Je laisse la parole à Madame MICHIELS qui va vous donner les informations concernant ce service communal.
L’espace emploi est ouvert du lundi au vendredi de 9h à 12h et de 14h à 17h.
Nous avons des contacts avec :
‐ l’agence MANPOWER à Mitry-Mory
‐ l’agence SUPPLAY à Meaux
‐ la société DACEM Moussy-le-neuf
‐ la mission locale de Dammartin-en-Goële
Un classeur avec les offres d’emploi est à disposition des personnes. Un classeur avec des informations divers (licenciement, droit du salarié …) est en cours de création.
Depuis le 3 août 2009, le service a reçu 20 personnes pour la réalisation de CV, des renseignements sur la zone artisanale, offres d’emploi, demande de renseignements sur les démarches en tant que demandeur d’emploi.
Grâce à notre service, 6 personnes ont trouvé du travail en intérim pour de longues missions, 1 personne a obtenu un CDI,
2 personnes sont en création d’entreprise,
2 personnes ont été dirigées vers une nouvelle société récemment ouverte à Lagny-le-sec et elles sont en attente d’une réponse,
5 personnes n’ont pas donné suite après leur avoir proposer un emploi fixe. Le pôle emploi est en libre service et beaucoup de personnes viennent consulter les annonces.
Question n°2
La parution régulière de bulletins d’informations appelés « magazine de la ville de Saint-Pathus » tirés en plusieurs milliers d’exemplaires sur un support de haute qualité et en quadrichromie doit avoir un coût non négligeable.
Quel est le coût d’une parution : de sa conception, de son tirage, de sa distribution et quel est le budget prévu en 2009 pour ces publications ?

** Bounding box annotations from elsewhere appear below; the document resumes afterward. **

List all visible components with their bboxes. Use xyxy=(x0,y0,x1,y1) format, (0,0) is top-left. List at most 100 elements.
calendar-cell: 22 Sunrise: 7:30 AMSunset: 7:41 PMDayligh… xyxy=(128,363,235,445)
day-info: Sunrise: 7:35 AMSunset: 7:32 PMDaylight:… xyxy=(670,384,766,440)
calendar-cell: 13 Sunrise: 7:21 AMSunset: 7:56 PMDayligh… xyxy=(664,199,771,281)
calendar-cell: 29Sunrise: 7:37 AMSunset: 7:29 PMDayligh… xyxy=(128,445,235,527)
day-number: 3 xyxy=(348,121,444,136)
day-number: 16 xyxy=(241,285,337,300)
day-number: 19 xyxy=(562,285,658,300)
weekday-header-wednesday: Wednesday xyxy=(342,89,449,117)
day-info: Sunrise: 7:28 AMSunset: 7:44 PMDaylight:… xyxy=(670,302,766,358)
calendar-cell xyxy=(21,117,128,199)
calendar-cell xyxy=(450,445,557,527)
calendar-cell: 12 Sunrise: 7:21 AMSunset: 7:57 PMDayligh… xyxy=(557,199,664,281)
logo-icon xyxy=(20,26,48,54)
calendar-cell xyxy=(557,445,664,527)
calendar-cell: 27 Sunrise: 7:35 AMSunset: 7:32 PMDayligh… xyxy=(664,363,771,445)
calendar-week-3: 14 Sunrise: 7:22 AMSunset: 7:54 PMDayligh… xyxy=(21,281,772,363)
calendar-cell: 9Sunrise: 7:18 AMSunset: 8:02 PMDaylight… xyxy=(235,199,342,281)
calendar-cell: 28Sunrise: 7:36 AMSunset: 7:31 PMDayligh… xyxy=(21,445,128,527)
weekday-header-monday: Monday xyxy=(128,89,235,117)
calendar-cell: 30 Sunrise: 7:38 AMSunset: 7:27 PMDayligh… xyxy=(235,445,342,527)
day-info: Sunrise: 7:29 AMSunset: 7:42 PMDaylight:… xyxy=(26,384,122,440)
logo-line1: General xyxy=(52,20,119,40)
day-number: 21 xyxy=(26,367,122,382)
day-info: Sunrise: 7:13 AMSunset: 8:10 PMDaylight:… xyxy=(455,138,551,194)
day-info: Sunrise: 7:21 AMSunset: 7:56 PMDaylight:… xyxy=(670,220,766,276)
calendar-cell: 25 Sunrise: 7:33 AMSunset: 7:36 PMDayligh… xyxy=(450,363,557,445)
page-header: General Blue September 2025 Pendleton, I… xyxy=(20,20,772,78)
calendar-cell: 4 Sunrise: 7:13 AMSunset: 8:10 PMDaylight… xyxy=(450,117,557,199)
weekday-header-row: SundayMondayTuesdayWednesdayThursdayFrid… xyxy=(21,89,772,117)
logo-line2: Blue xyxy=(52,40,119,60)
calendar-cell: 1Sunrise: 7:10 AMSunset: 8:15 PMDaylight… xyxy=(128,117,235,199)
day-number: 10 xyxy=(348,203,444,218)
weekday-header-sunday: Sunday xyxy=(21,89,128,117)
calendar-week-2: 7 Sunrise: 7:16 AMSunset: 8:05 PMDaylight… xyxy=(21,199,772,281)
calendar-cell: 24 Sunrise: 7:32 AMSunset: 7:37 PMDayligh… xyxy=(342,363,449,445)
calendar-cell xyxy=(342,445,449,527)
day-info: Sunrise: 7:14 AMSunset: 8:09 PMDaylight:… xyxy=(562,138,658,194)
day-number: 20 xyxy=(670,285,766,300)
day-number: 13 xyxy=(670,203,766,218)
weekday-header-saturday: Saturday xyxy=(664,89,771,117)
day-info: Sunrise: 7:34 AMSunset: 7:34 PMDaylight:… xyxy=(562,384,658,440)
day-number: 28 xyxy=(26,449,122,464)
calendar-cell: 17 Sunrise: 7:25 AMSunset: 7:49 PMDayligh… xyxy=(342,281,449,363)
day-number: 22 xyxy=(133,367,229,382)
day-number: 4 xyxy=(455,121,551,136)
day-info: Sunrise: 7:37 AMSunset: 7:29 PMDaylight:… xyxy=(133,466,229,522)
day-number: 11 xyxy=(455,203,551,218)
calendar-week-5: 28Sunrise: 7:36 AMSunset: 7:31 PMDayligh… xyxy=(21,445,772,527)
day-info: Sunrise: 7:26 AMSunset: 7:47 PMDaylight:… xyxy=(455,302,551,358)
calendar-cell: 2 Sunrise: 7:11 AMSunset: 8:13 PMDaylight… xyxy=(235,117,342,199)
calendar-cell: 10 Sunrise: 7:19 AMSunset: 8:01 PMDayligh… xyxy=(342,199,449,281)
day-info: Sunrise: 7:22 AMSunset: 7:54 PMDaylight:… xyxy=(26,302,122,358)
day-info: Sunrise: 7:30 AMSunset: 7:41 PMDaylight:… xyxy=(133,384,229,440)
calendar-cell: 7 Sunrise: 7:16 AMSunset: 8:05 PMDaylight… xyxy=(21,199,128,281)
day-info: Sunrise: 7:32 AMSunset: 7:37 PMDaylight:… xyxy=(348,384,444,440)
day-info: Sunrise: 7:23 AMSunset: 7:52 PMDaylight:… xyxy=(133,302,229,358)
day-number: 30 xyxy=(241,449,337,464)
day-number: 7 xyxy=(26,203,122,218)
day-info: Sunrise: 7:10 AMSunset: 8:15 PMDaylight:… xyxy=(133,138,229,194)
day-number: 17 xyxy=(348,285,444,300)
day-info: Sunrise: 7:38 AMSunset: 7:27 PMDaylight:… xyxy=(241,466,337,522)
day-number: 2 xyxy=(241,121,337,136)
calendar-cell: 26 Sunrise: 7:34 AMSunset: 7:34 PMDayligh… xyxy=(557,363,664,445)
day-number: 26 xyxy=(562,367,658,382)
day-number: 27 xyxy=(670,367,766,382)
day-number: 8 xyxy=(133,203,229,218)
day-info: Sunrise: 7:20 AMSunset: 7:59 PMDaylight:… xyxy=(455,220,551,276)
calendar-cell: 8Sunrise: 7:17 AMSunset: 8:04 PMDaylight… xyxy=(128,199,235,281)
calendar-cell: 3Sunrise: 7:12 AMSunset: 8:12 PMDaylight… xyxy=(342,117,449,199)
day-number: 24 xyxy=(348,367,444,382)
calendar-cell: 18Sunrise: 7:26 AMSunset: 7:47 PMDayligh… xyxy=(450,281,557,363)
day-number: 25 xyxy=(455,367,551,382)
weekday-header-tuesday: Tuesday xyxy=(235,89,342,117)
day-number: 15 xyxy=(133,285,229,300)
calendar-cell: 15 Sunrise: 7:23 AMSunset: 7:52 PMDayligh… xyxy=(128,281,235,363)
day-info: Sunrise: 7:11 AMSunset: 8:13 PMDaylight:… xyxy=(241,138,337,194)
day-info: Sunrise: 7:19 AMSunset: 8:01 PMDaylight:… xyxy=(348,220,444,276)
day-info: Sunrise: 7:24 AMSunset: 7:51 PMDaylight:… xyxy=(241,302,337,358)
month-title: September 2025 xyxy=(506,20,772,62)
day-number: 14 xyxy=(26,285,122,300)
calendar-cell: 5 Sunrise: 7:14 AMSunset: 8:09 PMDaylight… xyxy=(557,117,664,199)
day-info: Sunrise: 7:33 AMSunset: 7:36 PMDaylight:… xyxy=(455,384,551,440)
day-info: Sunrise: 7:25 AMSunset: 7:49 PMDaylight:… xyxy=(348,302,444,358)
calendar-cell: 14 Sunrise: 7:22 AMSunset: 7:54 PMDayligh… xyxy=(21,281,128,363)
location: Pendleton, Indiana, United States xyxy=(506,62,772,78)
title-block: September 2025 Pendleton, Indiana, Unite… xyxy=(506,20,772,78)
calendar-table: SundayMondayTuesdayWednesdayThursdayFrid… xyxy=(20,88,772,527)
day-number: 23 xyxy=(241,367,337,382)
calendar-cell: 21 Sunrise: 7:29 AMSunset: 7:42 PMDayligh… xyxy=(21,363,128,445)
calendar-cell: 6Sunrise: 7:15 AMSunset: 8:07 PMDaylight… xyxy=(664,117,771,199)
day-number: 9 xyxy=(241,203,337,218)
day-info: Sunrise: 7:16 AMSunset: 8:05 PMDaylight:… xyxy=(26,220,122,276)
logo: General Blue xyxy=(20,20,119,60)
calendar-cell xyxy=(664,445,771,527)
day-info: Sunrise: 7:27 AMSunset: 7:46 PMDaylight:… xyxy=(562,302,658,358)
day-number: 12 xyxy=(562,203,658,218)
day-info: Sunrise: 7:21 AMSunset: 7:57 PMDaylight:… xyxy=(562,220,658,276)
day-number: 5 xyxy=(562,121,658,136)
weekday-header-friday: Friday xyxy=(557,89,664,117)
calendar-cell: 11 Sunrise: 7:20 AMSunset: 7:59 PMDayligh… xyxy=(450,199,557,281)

Réponse de Monsieur le Maire :
Depuis notre arrivée, nous souhaitons informer les habitants sur la vie communale, la vie des associations, l’activité économique sociale et culturelle donc tout ce qui concerne les Pathusiens. Il y a effectivement une parution régulière, un mois un journal de douze pages, un mois un journal de quatre pages. Nous utilisons une qualité de papier normale pour ce genre de publication et nous pensons que les Pathusiens sont en droit d’avoir une information et un support de qualité. Le journal n’est pas tiré à plusieurs milliers d’exemplaire mais à 1900 et le coût moyen d’un journal est de 0,87 €
L’ordre du jour étant épuisé, la séance est levée à 22h25.